As part of our remit, the Department of Early Printed Books and Special Collections mount regular exhibits in the foyer of the Berkeley Library. Generally the single case exhibit ties in with anniversaries or local events. As today is ANZAC Day, staff member Helen Beaney has displayed the third volume of John Gould’s The mammals of Australia, shelfmark: Fag. HH.3.8.
Gould used to make rough annotated sketches which were worked up to finished images by artists, including his wife up to her death in 1841, and also Edward Lear, William Hart and Henry Constantine Richter. The production of the plates for this three-volume set was spread out over eighteen years, beginning with the Goulds’ travels in Australia in 1838-40 and with new material being sent over to Gould at frequent intervals after their return home. In his preface, Gould emphasises the opportunities to discover new species through exploration of unmapped parts of the world.
He became an authority on the birds of Europe, Asia, Australia and America as well as the mammals of Australia. The beautiful illustrations are still of scientific importance and provide great aesthetic pleasure.

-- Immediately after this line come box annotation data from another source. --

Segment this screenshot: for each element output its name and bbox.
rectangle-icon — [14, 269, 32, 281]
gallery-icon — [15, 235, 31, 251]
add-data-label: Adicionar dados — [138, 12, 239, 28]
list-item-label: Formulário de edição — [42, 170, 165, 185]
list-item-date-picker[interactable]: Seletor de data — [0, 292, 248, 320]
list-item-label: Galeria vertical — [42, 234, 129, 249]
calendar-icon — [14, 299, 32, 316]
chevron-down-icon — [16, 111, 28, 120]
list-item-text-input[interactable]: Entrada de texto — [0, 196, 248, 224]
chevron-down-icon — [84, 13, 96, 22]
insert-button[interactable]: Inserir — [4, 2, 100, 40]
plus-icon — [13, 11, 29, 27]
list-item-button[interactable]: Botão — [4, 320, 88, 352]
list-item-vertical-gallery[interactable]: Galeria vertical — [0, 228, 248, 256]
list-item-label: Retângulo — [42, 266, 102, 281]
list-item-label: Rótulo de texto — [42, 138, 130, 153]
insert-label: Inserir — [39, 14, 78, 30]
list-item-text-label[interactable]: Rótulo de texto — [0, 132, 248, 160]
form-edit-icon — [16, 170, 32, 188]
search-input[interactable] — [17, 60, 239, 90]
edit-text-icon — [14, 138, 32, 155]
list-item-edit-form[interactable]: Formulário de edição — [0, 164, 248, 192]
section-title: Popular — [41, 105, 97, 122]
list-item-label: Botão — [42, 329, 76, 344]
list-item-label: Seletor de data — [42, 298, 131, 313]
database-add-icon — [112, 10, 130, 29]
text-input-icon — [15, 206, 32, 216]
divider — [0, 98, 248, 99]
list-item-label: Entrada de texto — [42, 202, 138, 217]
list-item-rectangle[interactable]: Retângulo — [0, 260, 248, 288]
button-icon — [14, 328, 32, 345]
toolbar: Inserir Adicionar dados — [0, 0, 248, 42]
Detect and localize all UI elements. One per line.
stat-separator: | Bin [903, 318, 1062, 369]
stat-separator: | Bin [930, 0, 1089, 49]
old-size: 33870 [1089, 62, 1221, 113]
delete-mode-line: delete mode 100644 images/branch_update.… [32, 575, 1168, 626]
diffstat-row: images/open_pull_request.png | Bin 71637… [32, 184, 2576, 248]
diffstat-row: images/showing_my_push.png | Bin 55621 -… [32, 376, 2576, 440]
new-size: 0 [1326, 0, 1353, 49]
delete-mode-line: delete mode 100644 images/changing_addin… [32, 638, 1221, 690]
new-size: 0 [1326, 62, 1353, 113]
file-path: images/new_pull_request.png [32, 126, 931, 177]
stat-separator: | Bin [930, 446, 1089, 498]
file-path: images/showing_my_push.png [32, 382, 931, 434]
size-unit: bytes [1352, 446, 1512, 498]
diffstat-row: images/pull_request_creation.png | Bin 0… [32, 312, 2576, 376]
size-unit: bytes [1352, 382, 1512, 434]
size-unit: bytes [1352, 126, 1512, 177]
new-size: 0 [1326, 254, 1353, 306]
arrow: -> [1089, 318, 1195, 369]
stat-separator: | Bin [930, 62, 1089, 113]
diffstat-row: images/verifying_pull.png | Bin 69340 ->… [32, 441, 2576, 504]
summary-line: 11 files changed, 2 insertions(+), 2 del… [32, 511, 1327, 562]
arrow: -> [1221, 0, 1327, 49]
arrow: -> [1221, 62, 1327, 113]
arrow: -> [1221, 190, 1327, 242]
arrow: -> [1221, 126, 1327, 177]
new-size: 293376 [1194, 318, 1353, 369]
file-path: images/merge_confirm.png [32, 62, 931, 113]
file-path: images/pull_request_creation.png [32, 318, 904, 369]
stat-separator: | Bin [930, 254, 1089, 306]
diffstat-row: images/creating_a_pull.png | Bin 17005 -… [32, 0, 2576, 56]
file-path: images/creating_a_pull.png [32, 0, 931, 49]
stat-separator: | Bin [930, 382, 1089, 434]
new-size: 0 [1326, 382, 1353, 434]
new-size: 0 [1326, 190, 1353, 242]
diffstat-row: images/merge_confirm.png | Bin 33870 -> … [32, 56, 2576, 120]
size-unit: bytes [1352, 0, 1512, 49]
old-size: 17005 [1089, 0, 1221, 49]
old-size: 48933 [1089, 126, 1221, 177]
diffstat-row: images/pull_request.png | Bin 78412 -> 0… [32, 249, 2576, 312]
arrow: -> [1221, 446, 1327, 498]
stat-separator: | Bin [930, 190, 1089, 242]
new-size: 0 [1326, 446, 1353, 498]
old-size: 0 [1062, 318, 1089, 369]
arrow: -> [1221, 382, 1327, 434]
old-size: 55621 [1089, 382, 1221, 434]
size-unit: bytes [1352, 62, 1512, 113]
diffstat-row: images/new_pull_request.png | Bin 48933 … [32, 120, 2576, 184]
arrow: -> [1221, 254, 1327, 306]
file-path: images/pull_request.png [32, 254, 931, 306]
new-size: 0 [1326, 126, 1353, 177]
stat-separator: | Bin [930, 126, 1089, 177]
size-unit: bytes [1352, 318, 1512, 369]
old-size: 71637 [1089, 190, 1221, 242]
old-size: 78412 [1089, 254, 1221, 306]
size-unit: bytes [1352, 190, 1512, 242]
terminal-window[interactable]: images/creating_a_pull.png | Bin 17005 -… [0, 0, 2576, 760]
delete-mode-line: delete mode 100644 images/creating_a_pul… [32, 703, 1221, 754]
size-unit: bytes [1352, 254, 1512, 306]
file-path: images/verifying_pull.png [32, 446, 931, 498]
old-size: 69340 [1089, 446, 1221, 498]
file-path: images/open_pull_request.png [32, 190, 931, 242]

Celebrated every year on April 25th, ANZAC Day originally commemorated the members of the Australian and New Zealand Army Corps who died at Gallipoli during World War I and now recognises all New Zealand and Australian soldiers who have given their lives in military operations for their countries. So which of the images seen here did Helen choose to display? Why not pop along to the Berkeley Library and find out?